Saya beberapa kali berjumpa dengan Rachmawati Soekarnoputri. Tanggal 22 Mei 2006 diundang ke rumahnya di Jatipadang, Jakarta berdua dengan dokter Kartono Mohammad.
Kami pernah menulis tentang rahasia kesehatan Bung Karno pada akhir hayatnya di media.
Rachmawati memperlihatkan sembilan bundel buku dengan tulisan tangan laporan/observasi hari per hari perawat yang mengurus mantan Presiden Sukarno di Wisma Yaso 7 Februari 1969 - 9 Juni 1970.
Diukur suhu badan dan tekanan darah serta jumlah air kencing dalam tempo 24 jam.
Namun ketika tekanan darahnya tinggi tidak ada obat untuk menurunkannya, demikian tidak diberikan obat untuk melancarkan air kecing ketika terjadi pembengkakan.
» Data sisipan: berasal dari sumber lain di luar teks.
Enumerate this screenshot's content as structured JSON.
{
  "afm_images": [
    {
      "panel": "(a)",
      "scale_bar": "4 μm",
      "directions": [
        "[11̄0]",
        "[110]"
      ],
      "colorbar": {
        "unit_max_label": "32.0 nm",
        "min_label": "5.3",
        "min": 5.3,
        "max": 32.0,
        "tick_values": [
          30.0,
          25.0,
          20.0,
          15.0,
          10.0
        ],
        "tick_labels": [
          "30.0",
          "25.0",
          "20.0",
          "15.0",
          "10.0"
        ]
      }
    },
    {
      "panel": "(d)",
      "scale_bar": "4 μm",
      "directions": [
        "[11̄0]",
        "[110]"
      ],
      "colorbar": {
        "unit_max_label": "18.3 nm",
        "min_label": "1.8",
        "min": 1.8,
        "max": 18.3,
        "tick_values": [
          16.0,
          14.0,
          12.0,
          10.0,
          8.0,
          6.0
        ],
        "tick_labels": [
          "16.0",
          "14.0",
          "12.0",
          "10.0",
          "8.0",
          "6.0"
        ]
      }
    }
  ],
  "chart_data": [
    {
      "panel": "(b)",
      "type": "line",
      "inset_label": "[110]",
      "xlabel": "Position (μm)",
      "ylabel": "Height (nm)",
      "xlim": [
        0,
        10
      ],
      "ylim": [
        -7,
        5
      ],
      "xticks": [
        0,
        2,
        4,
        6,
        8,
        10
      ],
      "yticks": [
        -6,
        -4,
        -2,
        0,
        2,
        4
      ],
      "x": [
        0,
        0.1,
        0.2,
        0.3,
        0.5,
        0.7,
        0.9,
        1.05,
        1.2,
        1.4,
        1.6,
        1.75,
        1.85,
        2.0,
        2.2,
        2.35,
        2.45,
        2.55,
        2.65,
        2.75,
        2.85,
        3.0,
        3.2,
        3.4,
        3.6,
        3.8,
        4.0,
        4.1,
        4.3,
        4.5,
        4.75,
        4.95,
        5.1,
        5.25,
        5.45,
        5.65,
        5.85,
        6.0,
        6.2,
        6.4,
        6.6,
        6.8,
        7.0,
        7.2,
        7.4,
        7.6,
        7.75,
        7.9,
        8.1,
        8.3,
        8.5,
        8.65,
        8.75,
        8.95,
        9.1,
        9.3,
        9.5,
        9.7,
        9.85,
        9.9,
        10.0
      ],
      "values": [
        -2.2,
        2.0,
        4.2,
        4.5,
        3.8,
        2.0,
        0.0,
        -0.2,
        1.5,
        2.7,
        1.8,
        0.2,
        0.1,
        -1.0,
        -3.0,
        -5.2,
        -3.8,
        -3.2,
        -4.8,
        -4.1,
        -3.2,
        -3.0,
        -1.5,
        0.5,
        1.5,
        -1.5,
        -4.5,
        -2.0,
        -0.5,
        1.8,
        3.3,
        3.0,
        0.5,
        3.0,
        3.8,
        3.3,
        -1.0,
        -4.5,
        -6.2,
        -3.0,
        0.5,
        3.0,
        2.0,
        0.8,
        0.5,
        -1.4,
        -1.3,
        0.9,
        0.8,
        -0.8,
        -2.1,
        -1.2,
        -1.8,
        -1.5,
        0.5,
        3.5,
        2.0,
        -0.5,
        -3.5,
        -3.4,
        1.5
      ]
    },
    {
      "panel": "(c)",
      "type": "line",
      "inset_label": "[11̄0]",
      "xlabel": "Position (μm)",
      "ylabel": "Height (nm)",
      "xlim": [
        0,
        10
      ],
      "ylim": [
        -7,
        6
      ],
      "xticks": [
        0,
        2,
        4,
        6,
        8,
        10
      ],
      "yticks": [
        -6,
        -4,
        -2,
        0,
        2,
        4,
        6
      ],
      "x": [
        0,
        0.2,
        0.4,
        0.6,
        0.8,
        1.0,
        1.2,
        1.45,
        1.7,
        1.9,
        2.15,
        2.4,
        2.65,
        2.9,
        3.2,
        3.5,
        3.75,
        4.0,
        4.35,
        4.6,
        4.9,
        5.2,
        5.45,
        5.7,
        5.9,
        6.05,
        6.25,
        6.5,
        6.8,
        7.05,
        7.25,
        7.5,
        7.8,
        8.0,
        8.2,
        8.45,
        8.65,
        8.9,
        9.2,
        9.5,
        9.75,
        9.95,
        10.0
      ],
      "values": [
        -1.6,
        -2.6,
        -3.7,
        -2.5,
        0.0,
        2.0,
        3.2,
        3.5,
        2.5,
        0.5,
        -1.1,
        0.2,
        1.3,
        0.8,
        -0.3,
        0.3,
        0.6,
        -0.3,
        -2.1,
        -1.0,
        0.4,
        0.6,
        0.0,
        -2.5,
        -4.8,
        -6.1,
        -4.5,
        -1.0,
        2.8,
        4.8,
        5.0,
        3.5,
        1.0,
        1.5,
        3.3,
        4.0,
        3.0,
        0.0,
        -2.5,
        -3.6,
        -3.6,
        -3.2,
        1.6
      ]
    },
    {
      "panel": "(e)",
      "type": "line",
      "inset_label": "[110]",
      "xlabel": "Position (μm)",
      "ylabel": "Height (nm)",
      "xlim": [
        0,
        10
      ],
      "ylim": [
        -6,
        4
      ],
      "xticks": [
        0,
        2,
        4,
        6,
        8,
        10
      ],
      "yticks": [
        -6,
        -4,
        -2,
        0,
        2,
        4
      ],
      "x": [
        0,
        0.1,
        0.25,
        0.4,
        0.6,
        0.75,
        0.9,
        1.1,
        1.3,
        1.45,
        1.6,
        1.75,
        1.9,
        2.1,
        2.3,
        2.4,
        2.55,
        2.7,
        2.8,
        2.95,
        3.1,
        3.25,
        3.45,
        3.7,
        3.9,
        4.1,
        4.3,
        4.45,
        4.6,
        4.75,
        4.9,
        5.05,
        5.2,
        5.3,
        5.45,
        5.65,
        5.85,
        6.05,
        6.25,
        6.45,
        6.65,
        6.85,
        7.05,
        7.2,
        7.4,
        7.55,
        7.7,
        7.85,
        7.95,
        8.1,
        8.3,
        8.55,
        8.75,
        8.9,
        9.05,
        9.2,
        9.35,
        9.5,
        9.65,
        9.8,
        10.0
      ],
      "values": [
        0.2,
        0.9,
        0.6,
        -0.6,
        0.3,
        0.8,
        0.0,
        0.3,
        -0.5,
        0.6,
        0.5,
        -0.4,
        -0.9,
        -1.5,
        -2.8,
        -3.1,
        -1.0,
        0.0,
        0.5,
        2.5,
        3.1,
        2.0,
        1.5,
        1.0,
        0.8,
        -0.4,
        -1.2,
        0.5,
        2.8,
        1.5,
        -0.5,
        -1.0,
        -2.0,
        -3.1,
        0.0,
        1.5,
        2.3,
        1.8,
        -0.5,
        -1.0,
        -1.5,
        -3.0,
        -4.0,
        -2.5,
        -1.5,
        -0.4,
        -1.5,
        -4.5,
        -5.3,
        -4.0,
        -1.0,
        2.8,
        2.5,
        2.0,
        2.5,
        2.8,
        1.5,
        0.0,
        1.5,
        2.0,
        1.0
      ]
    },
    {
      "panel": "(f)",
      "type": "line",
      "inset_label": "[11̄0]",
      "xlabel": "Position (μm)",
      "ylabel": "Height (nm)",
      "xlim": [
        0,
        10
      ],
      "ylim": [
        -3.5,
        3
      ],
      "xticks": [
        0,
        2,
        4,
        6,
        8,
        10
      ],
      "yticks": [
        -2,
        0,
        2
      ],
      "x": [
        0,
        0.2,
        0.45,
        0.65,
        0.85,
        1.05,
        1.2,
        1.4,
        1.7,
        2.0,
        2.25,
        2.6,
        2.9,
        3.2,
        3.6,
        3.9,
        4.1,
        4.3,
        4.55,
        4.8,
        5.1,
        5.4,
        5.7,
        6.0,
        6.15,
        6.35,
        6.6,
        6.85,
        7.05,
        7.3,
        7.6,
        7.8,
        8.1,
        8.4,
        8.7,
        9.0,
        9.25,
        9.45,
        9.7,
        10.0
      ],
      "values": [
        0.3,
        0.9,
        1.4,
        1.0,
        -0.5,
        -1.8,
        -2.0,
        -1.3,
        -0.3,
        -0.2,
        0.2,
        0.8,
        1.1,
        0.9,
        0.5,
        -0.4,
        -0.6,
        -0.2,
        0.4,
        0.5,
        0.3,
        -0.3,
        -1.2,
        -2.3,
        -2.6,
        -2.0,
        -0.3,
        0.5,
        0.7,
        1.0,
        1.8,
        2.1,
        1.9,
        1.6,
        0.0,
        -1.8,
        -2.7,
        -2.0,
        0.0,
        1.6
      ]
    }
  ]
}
Bila sakit kepala diberi Novalgin dan ketika susah tidur dikasih tablet valium.
Di situ tertulis gejala kesehatan dan psikis yang dialami Sukarno dari waktu ke waktu serta obat yang diberikan. Selain itu diperlihatkan arsip tentang pemeriksaan urin.
Tetapi anehnya, pemeriksaan dilakukan di Kedokteran Hewan IPB. Apakah yang dicek itu urin dari sang Proklamator atau hewan yang ada di Istana Bogor?
Dari catatan harian perawat itu, dokter Kartono Mohammad menyimpulkan bahwa Sukarno tidak dirawat sebagai semestinya sehingga akhir meninggal tanggal 21 Juni 1970.
Setelah Rachmawati Soekarnoputri meninggal, semoga Arsip Nasional Republik Indonesia (ANRI) secepatnya menghubungi pihak keluarga, agar arsip perawat Bung Karno selama di Wisma Yaso 1969-1970 itu dapat diserahkan kepada ANRI.
Rachmawati yang meminta kepada Jenderal Soeharto agar Sukarno yang setelah keluar dari Istana Bogor dan berdiam di Batu Tulis diperbolehkan tinggal di Jakarta. Supaya lebih mudah mengunjunginya.
Ternyata Sukarno dipindahkan ke Wisma Yaso dan hanya boleh dikunjungi anak-anaknya pukul 10-13.
Rachmawati yang membawa makanan yang dimasak di rumah Fatmawati di Jalan Sriwijaya untuk diantar ke Wisma Yaso.
Menurut Sidarto Danusubroto, ajudan Bung Karno tahun 1967, pernah ada orang yang membantu mantan Presiden Sukarno dengan uang untuk keperluan sehari-hari, maka uang itu dimasukkan ke dalam kaleng biskuit dan dibawa ke Wisma Yaso oleh Rachmawati.
Perjumpaan yang kedua dengan Rachmawati, dalam seminar yang diadakan di Universitas Bung Karno tahun 2013.
Saya diundang oleh Rachmawati untuk membahas TAP MPR no 1 tahun 2003. TAP itu berisi peninjauan terhadap Tap MPRS dan MPR dari tahun 1960 sampai tahun 2002, menyatakan apakah TAP tersebut masih atau tidak lagi berlaku.
TAP/MPRS no XXXIII/1967 tentang peralihan kekuasaan dari Sukarno kepada Soeharto tersebut dinyatakan einmalig (sudah terjadi).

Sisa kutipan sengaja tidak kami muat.